The answer is it depends Darin. It depends on what is the cost of failure of your system. If you have to ship and obviously this is the classic problem. Normally release dates, especially for high profile projects, release dates are broadcast and advertised and there's a hard date, regardless of what's the status of your application. Now if you push code out the door which has known problems, first of all you've got to expect those problems coming home to roost. Then the question becomes what's the consequence of failure? How much is it going to cost me? What's the cost of poor reputation? What's the cost of exposed security? Does it have a direct financial cost? Does it have a transactional cost? Does it have a reputational cost? If those costs are acceptable to you, then okay. You can push that code out the door and you can fix it up with hotfixes or you can push new releases out the door. Playing catch up but you should do it in a controlled way so you know exactly where to focus your energies, so you know exactly where to focus the attention and the time and the effort and instead of playing with a shotgun, you should be playing with a sniper rifle.
But isn't that just another form of technical debt? You've decided to ship quote unquote too early.

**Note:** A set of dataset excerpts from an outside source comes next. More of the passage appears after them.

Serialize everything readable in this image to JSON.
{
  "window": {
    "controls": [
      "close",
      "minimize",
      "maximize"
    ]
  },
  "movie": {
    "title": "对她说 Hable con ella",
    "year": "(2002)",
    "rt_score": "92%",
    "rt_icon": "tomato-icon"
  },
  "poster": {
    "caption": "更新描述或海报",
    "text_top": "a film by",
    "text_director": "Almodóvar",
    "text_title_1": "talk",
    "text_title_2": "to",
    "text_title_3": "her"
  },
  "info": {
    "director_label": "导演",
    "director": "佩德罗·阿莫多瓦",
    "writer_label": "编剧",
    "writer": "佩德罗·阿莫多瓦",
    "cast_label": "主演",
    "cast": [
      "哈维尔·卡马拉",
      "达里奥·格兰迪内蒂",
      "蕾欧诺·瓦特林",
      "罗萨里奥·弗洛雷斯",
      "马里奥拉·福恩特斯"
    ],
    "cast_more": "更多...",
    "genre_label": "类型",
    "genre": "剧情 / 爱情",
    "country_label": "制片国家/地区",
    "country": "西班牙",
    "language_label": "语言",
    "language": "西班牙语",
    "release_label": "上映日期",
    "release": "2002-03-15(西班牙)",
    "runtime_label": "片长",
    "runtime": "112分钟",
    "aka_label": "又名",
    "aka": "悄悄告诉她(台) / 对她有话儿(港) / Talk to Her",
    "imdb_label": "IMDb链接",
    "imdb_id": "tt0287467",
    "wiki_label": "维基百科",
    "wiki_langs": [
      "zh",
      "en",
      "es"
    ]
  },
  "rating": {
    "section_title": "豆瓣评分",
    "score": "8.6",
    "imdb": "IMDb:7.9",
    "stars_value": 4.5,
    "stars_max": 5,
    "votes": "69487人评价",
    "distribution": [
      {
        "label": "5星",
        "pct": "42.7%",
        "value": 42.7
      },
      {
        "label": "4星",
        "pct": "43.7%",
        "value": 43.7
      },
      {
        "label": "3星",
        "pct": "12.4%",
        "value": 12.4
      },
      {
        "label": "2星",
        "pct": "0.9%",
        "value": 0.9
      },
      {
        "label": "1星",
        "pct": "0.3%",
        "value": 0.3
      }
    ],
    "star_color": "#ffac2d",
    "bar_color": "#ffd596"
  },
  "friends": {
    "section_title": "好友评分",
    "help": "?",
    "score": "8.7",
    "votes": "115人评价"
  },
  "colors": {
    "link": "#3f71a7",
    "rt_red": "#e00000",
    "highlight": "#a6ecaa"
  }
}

My point I guess is around the feedback. Let's say you shipped too early. Fine. There's a lot of reasons for why you have to have a fixed release date. In an ideal world, of course, you wouldn't ship early. If you do ship early, you want to know which parts of the system are fragile at the very least. The best case you've got everything properly tested and validated and you're fully under control but in the worst case you have at least an idea where you can expect problems.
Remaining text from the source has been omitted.